There is an obvious counterargument to this. I say that the referendum of 2016 generated an obligation but what can I possibly mean by that? A UK referendum, it might be argued, is a sort of
constitutional anomaly and is merely advisory. If, therefore, any “obligation” was implied in 2016 then that obligation is one that can be overridden if Parliament decided to ignore it. But
Parliament didn’t decide to ignore it, or at least not until it had turned itself into the home alone kids who promised they’d stay up until midnight and then got scared as the clock ticked
down. The 2016 referendum was surrounded by legislative acts some of which facilitated it, others of which enabled it, and others of which codified it. The legal legitimacy of its result,
the obligation, nestles quite consistently within that legislative perspective. And even though it nestles there, it retains a character of its own. There are forms of obligation which
logically precede the legal and which, actually, make legal obligations possible. It’s wrong to defy the law not because it’s illegal to defy the law but because it’s wrong to defy the law.

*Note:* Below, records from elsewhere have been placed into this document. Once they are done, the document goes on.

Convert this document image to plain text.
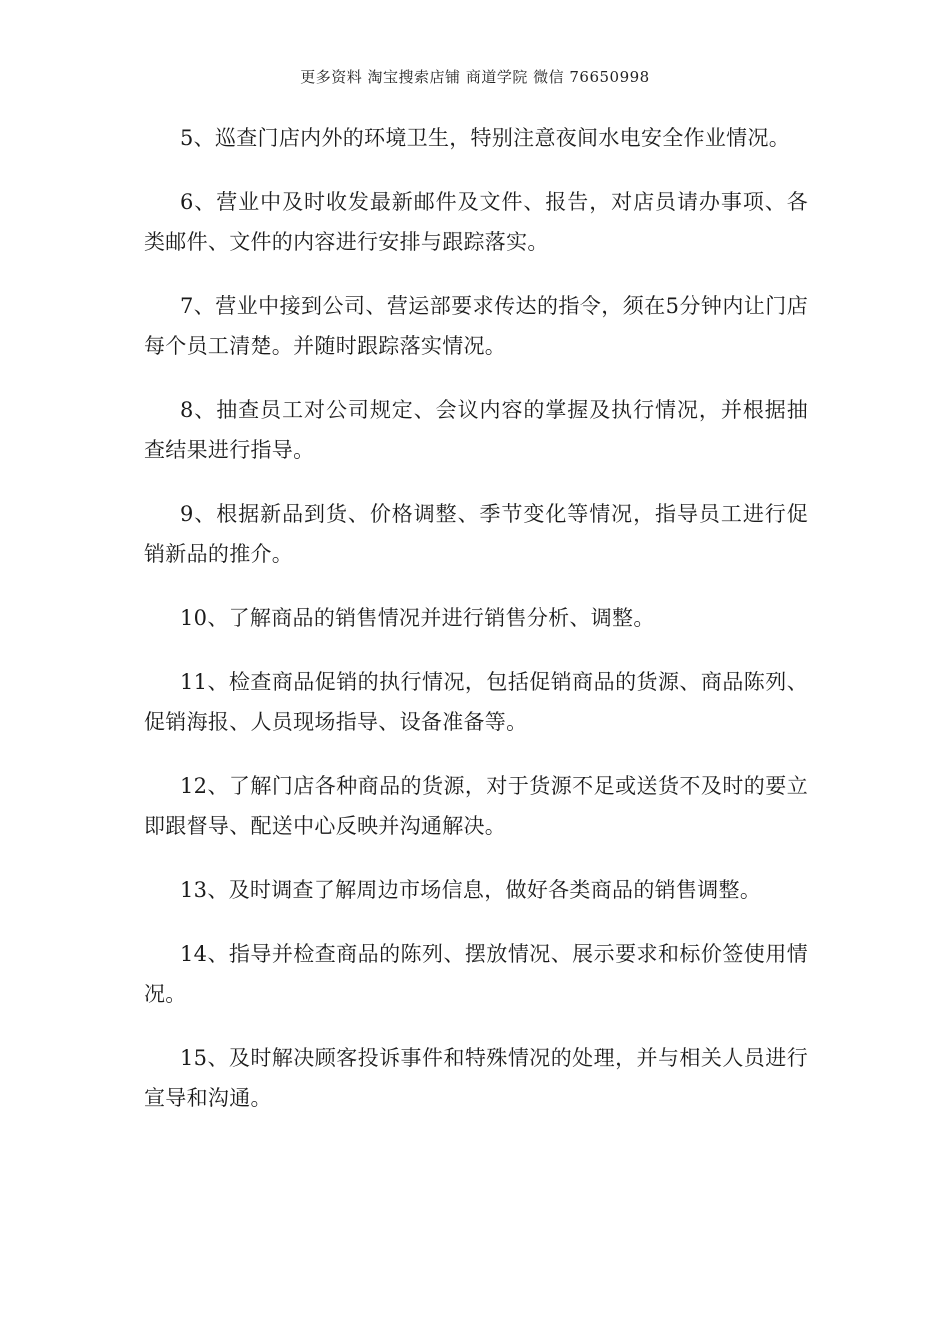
更多资料 淘宝搜索店铺 商道学院 微信 76650998

5、巡查门店内外的环境卫生，特别注意夜间水电安全作业情况。

6、营业中及时收发最新邮件及文件、报告，对店员请办事项、各类邮件、文件的内容进行安排与跟踪落实。

7、营业中接到公司、营运部要求传达的指令，须在5分钟内让门店每个员工清楚。并随时跟踪落实情况。

8、抽查员工对公司规定、会议内容的掌握及执行情况，并根据抽查结果进行指导。

9、根据新品到货、价格调整、季节变化等情况，指导员工进行促销新品的推介。

10、了解商品的销售情况并进行销售分析、调整。

11、检查商品促销的执行情况，包括促销商品的货源、商品陈列、促销海报、人员现场指导、设备准备等。

12、了解门店各种商品的货源，对于货源不足或送货不及时的要立即跟督导、配送中心反映并沟通解决。

13、及时调查了解周边市场信息，做好各类商品的销售调整。

14、指导并检查商品的陈列、摆放情况、展示要求和标价签使用情况。

15、及时解决顾客投诉事件和特殊情况的处理，并与相关人员进行宣导和沟通。
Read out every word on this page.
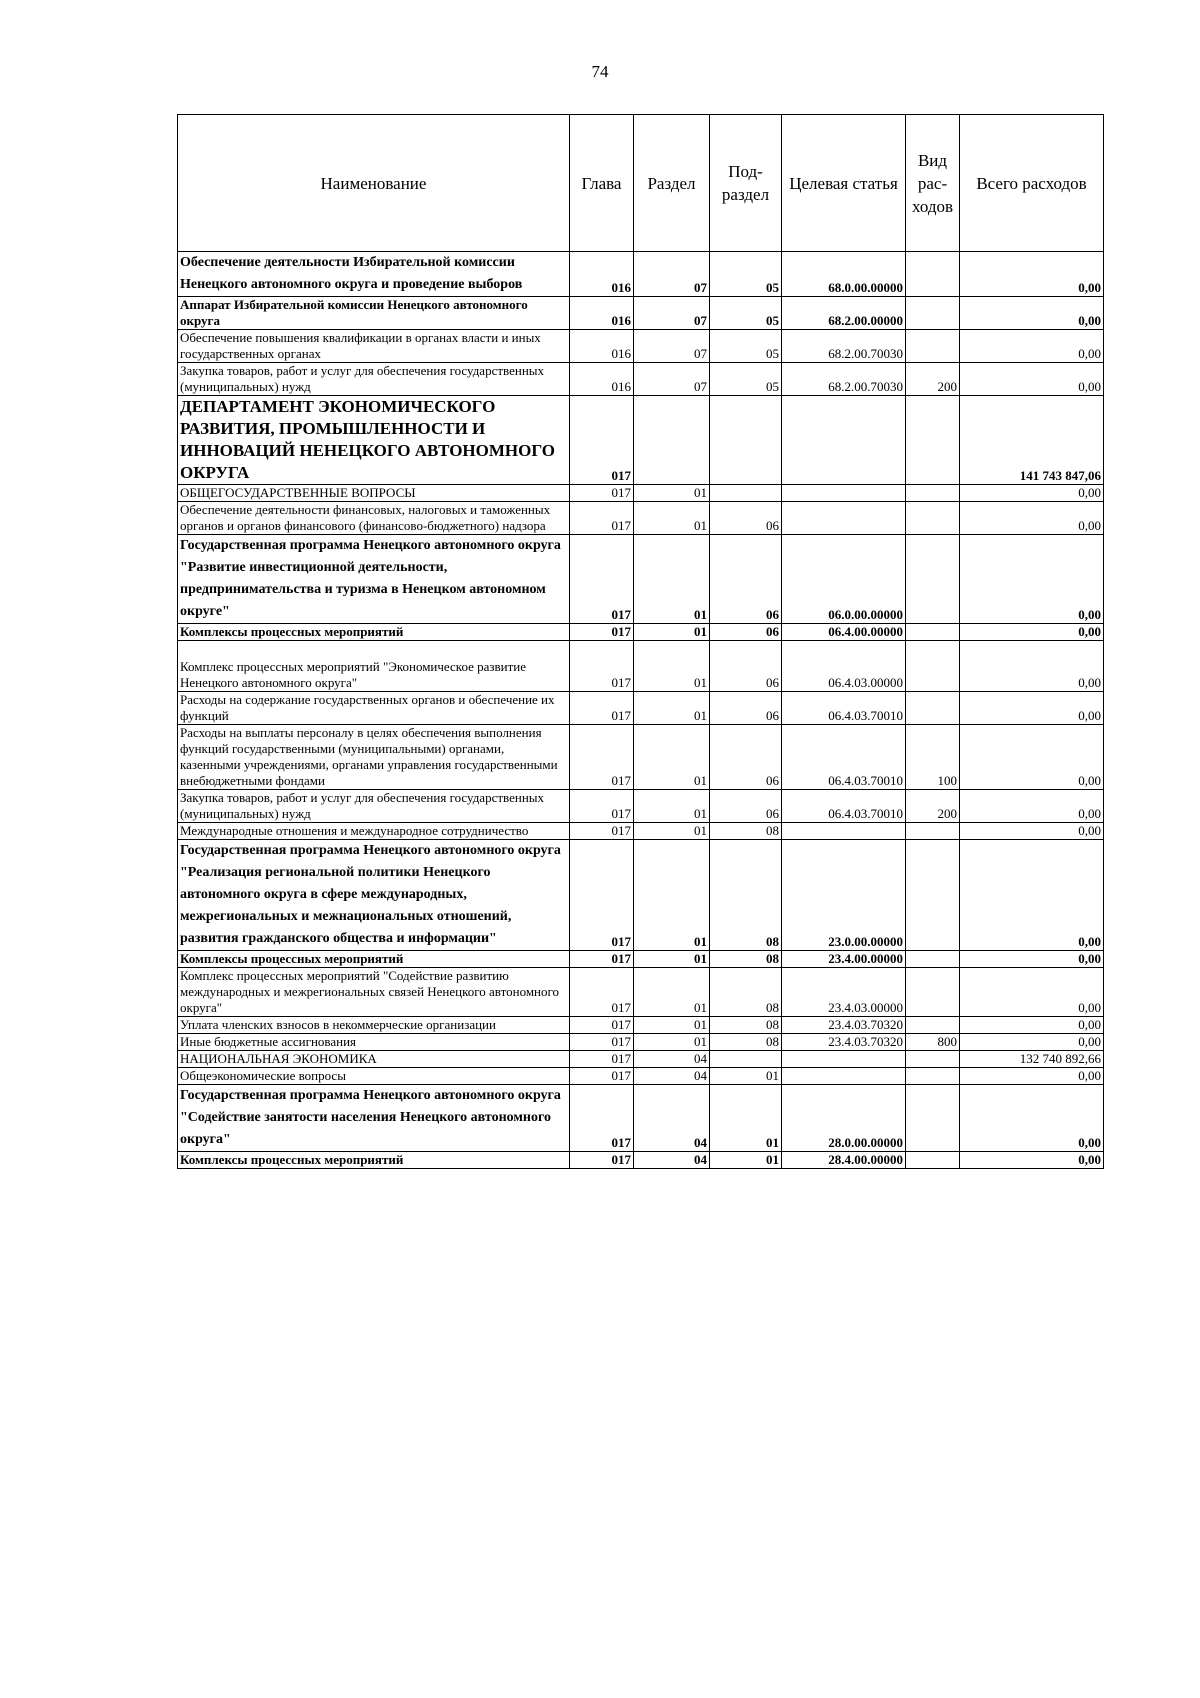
74
Наименование	Глава	Раздел	Под-раздел	Целевая статья	Вид рас-ходов	Всего расходов
Обеспечение деятельности Избирательной комиссии Ненецкого автономного округа и проведение выборов	016	07	05	68.0.00.00000		0,00
Аппарат Избирательной комиссии Ненецкого автономного округа	016	07	05	68.2.00.00000		0,00
Обеспечение повышения квалификации в органах власти и иных государственных органах	016	07	05	68.2.00.70030		0,00
Закупка товаров, работ и услуг для обеспечения государственных (муниципальных) нужд	016	07	05	68.2.00.70030	200	0,00
ДЕПАРТАМЕНТ ЭКОНОМИЧЕСКОГО РАЗВИТИЯ, ПРОМЫШЛЕННОСТИ И ИННОВАЦИЙ НЕНЕЦКОГО АВТОНОМНОГО ОКРУГА	017					141 743 847,06
ОБЩЕГОСУДАРСТВЕННЫЕ ВОПРОСЫ	017	01				0,00
Обеспечение деятельности финансовых, налоговых и таможенных органов и органов финансового (финансово-бюджетного) надзора	017	01	06			0,00
Государственная программа Ненецкого автономного округа "Развитие инвестиционной деятельности, предпринимательства и туризма в Ненецком автономном округе"	017	01	06	06.0.00.00000		0,00
Комплексы процессных мероприятий	017	01	06	06.4.00.00000		0,00
Комплекс процессных мероприятий "Экономическое развитие Ненецкого автономного округа"	017	01	06	06.4.03.00000		0,00
Расходы на содержание государственных органов и обеспечение их функций	017	01	06	06.4.03.70010		0,00
Расходы на выплаты персоналу в целях обеспечения выполнения функций государственными (муниципальными) органами, казенными учреждениями, органами управления государственными внебюджетными фондами	017	01	06	06.4.03.70010	100	0,00
Закупка товаров, работ и услуг для обеспечения государственных (муниципальных) нужд	017	01	06	06.4.03.70010	200	0,00
Международные отношения и международное сотрудничество	017	01	08			0,00
Государственная программа Ненецкого автономного округа "Реализация региональной политики Ненецкого автономного округа в сфере международных, межрегиональных и межнациональных отношений, развития гражданского общества и информации"	017	01	08	23.0.00.00000		0,00
Комплексы процессных мероприятий	017	01	08	23.4.00.00000		0,00
Комплекс процессных мероприятий "Содействие развитию международных и межрегиональных связей Ненецкого автономного округа"	017	01	08	23.4.03.00000		0,00
Уплата членских взносов в некоммерческие организации	017	01	08	23.4.03.70320		0,00
Иные бюджетные ассигнования	017	01	08	23.4.03.70320	800	0,00
НАЦИОНАЛЬНАЯ ЭКОНОМИКА	017	04				132 740 892,66
Общеэкономические вопросы	017	04	01			0,00
Государственная программа Ненецкого автономного округа "Содействие занятости населения Ненецкого автономного округа"	017	04	01	28.0.00.00000		0,00
Комплексы процессных мероприятий	017	04	01	28.4.00.00000		0,00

Moral obligations have their force not in service to the law but in supremacy over it. Not all obligations share the same structure. Some responsibilities are generated by contract, others
are not. The Remain Tyrants in the Commons have an almost Pavlovian habit of genuflection in the direction of Edmund Burke. Burke, they say, was right to argue that an MP owed to his
constituents not merely his vote but his conscience. But Burke also argued that a vibrant social order will acknowledge obligations to the dead as well as to the currently alive and also to
the yet to be born. There are subtleties, he argued, in the thread of responsible politics, which transcend the contingencies of the here and now. The Dominic Grieve types who reach into the
past in order to grab a “precedent” which serves them well in the present are unravelling the thread. But they are also, interestingly, disclosing an interesting misconception about the
philosophy of the conservatism they insist they represent. Edmund Burke would not be impressed by those who suggest that an expression of genuine democratic energy is no longer valid a mere
three years later . . . simply because some of those involved are no longer with us, but are watching on in consternation. Pace Mr Grieve I suspect he would agree that the obligation carries
on regardless. It’s possible that this crisis will degrade to the extent that we are invited to go through the motions of voting again. But nobody, in this situation, would believe that
their vote would matter and therefore no vote would matter. A referendum can only ever be legitimate if it is brought into life in the context of a constitutional dispensation which is
founded on trust. Political institutions are like money, in that as soon as people lose faith in them they cease to effectively exist. A second referendum is not possible as an actually
legitimate solution to this crisis. Not because of the usual stuff about “best of three” but because it couldn’t, in this current context, be legitimate. I have made three life changing
decisions in my life, each of which were formulated when I was in a state of spiritual discomfort. And anger. They did not work out well. Mr Johnson has compared himself to the Hulk. I’d
adapt that: to insist that we be taken through all this again, to urge another “referendum”, will risk some severe social disorder. You might as well offer Bruce Banner a Mars Bar just as
he’s starting to turn green. It won’t end well. And nobody could trust the result.